= Oregon-California Trails Association =

The Oregon-California Trails Association is an interdisciplinary organization based at Independence, Missouri, United States. OCTA is dedicated to the preservation and protection of overland emigrant trails and the emigrant experience.

OCTA Chapters work closely with National Trails System partners to help interpret and sustain the quality of outdoor recreation experiences along these trail corridors.
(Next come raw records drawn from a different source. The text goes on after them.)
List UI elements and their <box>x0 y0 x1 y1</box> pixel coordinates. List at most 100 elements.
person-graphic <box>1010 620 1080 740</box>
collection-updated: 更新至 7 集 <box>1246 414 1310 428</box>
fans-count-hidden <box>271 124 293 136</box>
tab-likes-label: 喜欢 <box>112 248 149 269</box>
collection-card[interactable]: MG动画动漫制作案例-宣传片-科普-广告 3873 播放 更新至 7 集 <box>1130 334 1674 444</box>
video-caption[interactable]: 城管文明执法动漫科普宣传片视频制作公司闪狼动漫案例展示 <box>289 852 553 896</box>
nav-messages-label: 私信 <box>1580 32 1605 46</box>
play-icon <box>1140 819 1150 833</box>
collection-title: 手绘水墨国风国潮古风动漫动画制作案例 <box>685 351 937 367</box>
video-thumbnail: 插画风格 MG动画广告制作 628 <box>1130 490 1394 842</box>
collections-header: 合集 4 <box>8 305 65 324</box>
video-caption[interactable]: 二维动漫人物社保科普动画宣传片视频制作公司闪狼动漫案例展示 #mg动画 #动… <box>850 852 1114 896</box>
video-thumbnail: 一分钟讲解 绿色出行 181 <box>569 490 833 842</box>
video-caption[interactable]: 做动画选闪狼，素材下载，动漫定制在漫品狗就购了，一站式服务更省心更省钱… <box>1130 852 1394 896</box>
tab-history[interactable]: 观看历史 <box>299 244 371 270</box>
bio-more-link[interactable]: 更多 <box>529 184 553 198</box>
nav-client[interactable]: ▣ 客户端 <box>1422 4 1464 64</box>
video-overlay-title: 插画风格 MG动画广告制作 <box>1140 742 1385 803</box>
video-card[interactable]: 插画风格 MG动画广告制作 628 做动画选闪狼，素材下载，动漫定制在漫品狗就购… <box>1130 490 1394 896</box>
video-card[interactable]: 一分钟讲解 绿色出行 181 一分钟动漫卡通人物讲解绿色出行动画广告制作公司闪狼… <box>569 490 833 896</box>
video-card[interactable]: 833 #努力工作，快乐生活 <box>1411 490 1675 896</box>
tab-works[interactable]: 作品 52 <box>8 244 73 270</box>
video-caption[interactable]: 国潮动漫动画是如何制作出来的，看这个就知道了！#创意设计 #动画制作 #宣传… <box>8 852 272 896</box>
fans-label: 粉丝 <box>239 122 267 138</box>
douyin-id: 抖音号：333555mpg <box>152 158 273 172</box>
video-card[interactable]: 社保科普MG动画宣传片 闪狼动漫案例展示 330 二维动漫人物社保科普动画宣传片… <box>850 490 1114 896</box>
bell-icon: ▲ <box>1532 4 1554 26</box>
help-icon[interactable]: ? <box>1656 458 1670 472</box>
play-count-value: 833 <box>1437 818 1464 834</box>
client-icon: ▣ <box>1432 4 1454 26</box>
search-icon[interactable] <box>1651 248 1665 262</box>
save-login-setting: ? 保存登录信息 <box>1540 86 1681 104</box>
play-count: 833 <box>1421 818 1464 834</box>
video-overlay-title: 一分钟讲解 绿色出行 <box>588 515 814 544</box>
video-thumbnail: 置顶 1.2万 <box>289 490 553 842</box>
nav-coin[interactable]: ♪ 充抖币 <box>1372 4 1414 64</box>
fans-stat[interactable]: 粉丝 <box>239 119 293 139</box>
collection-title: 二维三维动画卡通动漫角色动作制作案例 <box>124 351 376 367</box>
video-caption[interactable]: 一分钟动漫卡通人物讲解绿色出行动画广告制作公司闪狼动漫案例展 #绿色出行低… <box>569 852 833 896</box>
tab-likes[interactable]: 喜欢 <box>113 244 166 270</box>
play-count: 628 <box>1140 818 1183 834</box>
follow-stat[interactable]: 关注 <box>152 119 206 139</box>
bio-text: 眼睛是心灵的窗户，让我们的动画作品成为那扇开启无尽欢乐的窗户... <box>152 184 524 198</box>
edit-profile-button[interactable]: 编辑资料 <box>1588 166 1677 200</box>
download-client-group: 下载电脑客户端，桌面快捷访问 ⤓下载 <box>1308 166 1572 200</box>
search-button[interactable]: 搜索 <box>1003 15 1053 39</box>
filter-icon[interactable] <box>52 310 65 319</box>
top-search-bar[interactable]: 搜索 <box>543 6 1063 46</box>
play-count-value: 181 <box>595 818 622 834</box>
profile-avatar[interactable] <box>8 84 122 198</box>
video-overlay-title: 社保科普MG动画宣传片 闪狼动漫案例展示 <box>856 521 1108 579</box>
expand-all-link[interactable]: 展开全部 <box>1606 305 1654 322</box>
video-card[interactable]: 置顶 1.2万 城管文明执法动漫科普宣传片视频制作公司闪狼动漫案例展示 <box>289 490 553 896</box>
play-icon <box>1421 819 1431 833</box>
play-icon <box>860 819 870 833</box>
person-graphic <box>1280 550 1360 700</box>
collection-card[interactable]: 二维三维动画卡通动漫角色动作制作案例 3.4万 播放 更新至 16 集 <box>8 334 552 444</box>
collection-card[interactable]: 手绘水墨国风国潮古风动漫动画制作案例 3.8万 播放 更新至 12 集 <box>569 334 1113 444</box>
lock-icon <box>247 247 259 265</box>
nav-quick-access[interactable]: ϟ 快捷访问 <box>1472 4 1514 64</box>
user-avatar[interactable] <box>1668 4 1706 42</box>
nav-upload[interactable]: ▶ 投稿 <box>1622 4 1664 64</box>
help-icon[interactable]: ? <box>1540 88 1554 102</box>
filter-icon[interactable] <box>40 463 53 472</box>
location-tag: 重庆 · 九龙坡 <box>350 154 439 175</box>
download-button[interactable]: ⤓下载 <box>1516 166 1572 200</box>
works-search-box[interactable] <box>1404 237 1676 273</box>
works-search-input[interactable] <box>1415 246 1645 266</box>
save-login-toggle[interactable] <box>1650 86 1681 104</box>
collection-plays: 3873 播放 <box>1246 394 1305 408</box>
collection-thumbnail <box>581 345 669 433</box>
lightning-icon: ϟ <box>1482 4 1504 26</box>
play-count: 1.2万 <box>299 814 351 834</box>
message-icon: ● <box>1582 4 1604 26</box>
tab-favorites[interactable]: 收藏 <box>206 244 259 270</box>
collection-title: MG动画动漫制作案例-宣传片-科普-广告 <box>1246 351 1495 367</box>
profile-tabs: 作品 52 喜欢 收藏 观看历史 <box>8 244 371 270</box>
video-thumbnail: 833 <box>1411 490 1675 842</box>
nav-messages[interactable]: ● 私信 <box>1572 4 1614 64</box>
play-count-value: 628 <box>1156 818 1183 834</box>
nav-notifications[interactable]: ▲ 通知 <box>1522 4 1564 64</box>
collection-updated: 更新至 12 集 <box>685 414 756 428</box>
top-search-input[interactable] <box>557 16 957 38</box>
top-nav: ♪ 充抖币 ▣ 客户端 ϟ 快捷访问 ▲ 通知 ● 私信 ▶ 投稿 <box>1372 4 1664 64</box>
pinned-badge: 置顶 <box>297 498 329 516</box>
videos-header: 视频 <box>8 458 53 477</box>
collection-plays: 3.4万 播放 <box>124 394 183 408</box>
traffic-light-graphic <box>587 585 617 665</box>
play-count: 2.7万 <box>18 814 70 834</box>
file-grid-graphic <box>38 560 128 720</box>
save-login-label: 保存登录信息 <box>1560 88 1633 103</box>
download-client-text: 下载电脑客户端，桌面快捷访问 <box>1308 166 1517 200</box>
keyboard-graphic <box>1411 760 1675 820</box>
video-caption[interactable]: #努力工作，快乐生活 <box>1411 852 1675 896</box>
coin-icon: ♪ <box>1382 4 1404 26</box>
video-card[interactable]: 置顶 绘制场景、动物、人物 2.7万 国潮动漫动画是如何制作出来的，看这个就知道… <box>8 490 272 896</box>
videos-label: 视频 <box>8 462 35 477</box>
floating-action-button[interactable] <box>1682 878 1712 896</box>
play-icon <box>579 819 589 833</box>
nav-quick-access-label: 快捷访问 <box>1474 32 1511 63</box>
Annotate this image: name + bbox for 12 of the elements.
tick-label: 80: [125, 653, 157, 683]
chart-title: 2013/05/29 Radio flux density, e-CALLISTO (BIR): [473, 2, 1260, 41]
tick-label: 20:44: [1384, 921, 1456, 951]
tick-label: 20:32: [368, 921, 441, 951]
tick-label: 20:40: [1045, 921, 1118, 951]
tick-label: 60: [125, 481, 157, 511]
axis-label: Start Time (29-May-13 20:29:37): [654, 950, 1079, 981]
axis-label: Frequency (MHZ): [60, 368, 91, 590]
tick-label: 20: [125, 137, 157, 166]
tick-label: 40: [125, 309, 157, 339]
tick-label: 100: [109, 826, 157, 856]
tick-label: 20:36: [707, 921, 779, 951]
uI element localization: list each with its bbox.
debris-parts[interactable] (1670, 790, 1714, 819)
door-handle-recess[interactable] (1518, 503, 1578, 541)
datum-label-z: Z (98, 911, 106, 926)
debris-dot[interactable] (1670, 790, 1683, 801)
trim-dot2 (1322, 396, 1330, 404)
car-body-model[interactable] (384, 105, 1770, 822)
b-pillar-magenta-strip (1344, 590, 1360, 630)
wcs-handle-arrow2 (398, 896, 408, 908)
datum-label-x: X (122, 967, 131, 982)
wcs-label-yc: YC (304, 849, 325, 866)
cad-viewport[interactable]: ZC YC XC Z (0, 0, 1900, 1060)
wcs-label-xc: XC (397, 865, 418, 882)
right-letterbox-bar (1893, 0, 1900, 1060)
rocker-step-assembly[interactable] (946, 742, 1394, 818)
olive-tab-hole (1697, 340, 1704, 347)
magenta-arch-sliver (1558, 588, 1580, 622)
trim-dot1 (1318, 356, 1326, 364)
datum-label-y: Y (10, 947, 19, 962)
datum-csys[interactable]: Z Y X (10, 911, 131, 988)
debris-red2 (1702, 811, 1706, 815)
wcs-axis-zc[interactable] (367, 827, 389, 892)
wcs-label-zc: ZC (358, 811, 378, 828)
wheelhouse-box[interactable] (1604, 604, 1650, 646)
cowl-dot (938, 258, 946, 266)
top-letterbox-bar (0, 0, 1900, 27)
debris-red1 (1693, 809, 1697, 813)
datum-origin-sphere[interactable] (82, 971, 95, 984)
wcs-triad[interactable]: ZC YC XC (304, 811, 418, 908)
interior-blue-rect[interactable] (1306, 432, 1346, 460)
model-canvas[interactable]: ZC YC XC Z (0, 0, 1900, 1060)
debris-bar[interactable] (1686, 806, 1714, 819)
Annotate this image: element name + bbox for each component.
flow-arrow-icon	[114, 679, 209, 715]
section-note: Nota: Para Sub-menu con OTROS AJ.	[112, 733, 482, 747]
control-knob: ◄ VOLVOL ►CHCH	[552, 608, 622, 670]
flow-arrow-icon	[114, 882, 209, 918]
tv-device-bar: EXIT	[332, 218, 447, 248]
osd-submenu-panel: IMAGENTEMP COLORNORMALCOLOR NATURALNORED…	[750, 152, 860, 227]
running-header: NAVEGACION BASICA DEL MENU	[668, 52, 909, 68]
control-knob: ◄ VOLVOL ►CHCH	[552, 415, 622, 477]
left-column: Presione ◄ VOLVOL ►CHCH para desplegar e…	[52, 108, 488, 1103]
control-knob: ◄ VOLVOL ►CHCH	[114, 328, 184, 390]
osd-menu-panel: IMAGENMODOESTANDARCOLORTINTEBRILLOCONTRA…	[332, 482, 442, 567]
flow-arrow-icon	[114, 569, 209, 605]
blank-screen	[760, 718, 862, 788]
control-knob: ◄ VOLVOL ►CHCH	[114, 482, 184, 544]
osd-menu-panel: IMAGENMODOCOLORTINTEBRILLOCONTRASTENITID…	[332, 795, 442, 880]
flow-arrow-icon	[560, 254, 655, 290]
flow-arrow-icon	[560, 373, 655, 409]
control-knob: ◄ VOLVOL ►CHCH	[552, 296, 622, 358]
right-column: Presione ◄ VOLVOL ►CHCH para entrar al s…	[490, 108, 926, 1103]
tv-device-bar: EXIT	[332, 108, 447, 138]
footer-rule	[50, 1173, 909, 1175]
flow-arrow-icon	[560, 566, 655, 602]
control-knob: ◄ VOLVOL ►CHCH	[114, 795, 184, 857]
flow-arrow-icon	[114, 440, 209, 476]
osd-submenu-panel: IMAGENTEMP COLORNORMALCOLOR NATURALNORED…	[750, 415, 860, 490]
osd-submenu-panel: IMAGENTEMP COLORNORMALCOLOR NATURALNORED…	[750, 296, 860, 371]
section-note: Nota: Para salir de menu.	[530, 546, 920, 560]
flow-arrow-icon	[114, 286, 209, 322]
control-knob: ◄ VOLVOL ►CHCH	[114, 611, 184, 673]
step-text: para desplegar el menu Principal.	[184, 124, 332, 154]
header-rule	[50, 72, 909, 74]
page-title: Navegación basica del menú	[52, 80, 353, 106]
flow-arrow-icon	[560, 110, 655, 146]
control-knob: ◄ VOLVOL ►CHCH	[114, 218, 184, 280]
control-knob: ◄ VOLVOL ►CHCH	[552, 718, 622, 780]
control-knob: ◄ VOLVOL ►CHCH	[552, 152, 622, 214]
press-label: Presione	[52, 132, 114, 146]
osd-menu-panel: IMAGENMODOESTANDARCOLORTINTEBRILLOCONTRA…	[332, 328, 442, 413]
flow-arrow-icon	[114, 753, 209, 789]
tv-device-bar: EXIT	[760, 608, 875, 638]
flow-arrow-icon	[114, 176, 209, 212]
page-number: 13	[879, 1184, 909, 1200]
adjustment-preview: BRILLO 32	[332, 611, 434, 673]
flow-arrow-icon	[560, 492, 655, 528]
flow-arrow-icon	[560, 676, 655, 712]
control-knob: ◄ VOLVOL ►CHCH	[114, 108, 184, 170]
For example, OCTA's guide to Mapping Emigrant Trails (MET Manual) became the National Park Service's benchmark protocol for GPS-assisted topographical mapping along other historic and scenic trails.

Three major historical trails crossed America's western territories as wagon train routes to Santa Fe, Oregon, and California. The Santa Fe Trail began in 1821 as a 900 mi foreign trade route to New Mexico. It was unique in American History due to its overland commerce routes rather than seafaring transportation. The 2000 mi Oregon Trail became more heavily traveled in 1843 by settlers wanting to establish new homes in the northwest. Other pioneers forked off on the equally long and grueling California Trail to seek their fortunes in the gold fields.

The association succeeded the Oregon Trail Memorial Association, founded by pioneer Ezra Meeker in 1922 as the Old Oregon Trail Association to memorialize those who traveled to the U.S. West Coast via the Oregon Trail. The group was incorporated in New York in early 1926. The organization is best known for promoting the Oregon Trail Memorial half dollar. It was succeeded by the American Pioneer Trails Association (APTA) in 1940. Oregon-California Trails Association is considered a successor to OTMA.